Republican U.S. Senate candidate Jeff Flake said mandatory budget cuts set to begin in January as part of sequestration should be focused on entitlement programs such as Medicare rather than the Department of Defense.

Speaking this past week in Tucson about the impacts automatic spending cuts, or sequestration, would have on the U.S. military and defense industry, Flake said he and other members of the U.S. House have proposed finding savings elsewhere to avoid the cuts. Unless Congress acts, the cuts would total $1.2 trillion over a seven-year period starting in 2013, including about $500 billion in defense cuts. They would begin in January.

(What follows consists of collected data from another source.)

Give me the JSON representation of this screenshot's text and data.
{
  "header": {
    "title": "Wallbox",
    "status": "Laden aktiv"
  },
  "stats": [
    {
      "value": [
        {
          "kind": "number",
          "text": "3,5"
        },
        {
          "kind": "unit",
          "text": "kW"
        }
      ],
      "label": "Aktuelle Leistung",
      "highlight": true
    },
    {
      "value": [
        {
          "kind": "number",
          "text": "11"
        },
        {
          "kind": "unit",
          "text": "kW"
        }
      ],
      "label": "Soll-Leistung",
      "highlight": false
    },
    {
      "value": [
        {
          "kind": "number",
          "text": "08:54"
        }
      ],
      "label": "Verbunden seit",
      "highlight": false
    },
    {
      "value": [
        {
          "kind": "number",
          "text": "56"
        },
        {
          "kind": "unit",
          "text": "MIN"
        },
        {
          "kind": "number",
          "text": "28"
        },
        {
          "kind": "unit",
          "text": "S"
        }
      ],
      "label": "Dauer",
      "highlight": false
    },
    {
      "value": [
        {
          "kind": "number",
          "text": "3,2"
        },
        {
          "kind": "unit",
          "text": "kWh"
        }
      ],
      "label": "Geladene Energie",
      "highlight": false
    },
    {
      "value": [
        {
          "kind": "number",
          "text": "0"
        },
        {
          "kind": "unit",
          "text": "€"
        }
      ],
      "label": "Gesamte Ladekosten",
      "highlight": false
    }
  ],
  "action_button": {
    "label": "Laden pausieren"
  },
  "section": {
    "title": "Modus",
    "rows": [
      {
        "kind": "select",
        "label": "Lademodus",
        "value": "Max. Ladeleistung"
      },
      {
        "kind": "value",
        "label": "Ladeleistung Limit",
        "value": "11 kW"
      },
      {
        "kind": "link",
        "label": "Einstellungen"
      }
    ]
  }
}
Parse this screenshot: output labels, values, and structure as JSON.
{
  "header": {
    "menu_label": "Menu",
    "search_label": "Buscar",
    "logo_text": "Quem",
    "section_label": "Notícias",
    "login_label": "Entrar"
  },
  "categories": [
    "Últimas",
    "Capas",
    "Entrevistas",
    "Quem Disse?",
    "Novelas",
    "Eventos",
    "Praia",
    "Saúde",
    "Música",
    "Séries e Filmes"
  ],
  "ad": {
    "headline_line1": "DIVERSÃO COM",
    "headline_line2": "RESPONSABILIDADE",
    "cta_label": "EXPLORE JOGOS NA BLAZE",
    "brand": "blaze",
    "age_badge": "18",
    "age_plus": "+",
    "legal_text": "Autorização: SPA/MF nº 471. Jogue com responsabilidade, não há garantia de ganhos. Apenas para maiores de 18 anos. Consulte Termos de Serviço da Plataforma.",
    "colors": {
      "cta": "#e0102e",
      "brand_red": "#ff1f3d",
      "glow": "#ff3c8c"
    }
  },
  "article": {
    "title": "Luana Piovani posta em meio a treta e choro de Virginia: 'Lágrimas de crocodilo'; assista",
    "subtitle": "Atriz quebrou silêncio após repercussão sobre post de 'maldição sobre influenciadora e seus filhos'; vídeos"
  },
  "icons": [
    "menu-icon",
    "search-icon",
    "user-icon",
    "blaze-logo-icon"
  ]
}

"In the House we are saying, 'Let's take the cuts from the real drivers of our debt, which is not defense.' The real drivers of our debt are the entitlement programs, in particular Medicare," Flake said. "With the reforms that we've already called for in the so-called Ryan budget, we've said let's realize those savings over time in entitlement programs rather than defense spending."

Mitt Romney's running mate, Paul Ryan, R-Wis., has a Medicare overhaul plan that would reduce the fixed insurance payment to retirees, which Republicans say would bring down costs by forcing retirees and doctors to be more cost-conscious about health-care decisions. Ryan's proposal also offers future retirees an option of private coverage that the government would help pay for through a voucherlike system, while keeping the traditional program as an option.

Democrats say Medicare vouchers would increase costs for seniors currently using the program. The Democrat-backed health care reform of 2010 includes more than $700 billion in estimated cost reductions to Medicare over a decade.

Flake, who is finishing his sixth term as a U.S. representative in Congress, said sequestration would disproportionally hit the Department of Defense. The entire government, including Defense, needs a "haircut," but decisions should be strategic and not indiscriminate.

He also pointed out that defense cuts have already begun with the $492 billion reduction to defense spending over 10 years that President Obama and congressional Republicans agreed to in 2011.

Flake's opponent in the U.S. Senate race, Democrat Richard Carmona, said through his spokesman that Flake's desire to slash Medicare benefits is a "misguided" approach to solving the budget problems.

Carmona, the former U.S. surgeon general, considers the sequester an embarrassing failure from "career politicians who refused to work together," said his spokesman, Andy Barr, in an email.

"Dr. Carmona knows we can cut the deficit responsibly, using a scalpel instead of an ax," Barr said. "And unlike Congressman Flake, Dr. Carmona would never use the threat of default as 'leverage' to try to slash seniors' benefits."

Flake was in Tucson on Thursday as part of a two-day, statewide tour. He convened a panel of retired military generals and community leaders to discuss the impacts of pending cuts on Southern Arizona.

The panel painted a bleak picture, saying the cuts would be disastrous to military bases and defense contractors and subcontractors such as Sargent Controls and Aerospace, which hosted the event at its warehouse.

Republicans have blamed President Obama and Democrats for the automatic, across-the-board reductions in projected defense spending, but Republicans as well as Democrats voted for the cuts as part of a $1.2 trillion deficit-cutting plan in August 2011. Flake voted against that legislation.

Earlier this summer, the Senate's Democratic leader, Harry Reid, D-Nev., sent a letter to GOP members of the House Armed Services Committee saying he wants to find a solution to avoid sequestration cuts, but that it will happen only if the GOP relents on closing tax loopholes to raise revenues.

Flake said that's not a viable solution. "We don't need to raise tax rates even if we need new revenue," Flake said. "The last thing we need to do is raise tax rates."

A committee that worked on this topic suggested other ways to boost revenue by getting rid of tax reductions, credits and expenditures, he said, but Reid is intent on raising tax rates to make a political statement.

With Congress only scheduled to be in session for three weeks before the Nov. 6 election and then set for a lame-duck session after that, finding a solution to prevent sequestration is politically complicated, Flake said.

"Neither party is sure what the landscape will be in November, or January, so they are not wanting to play their hand now," Flake said.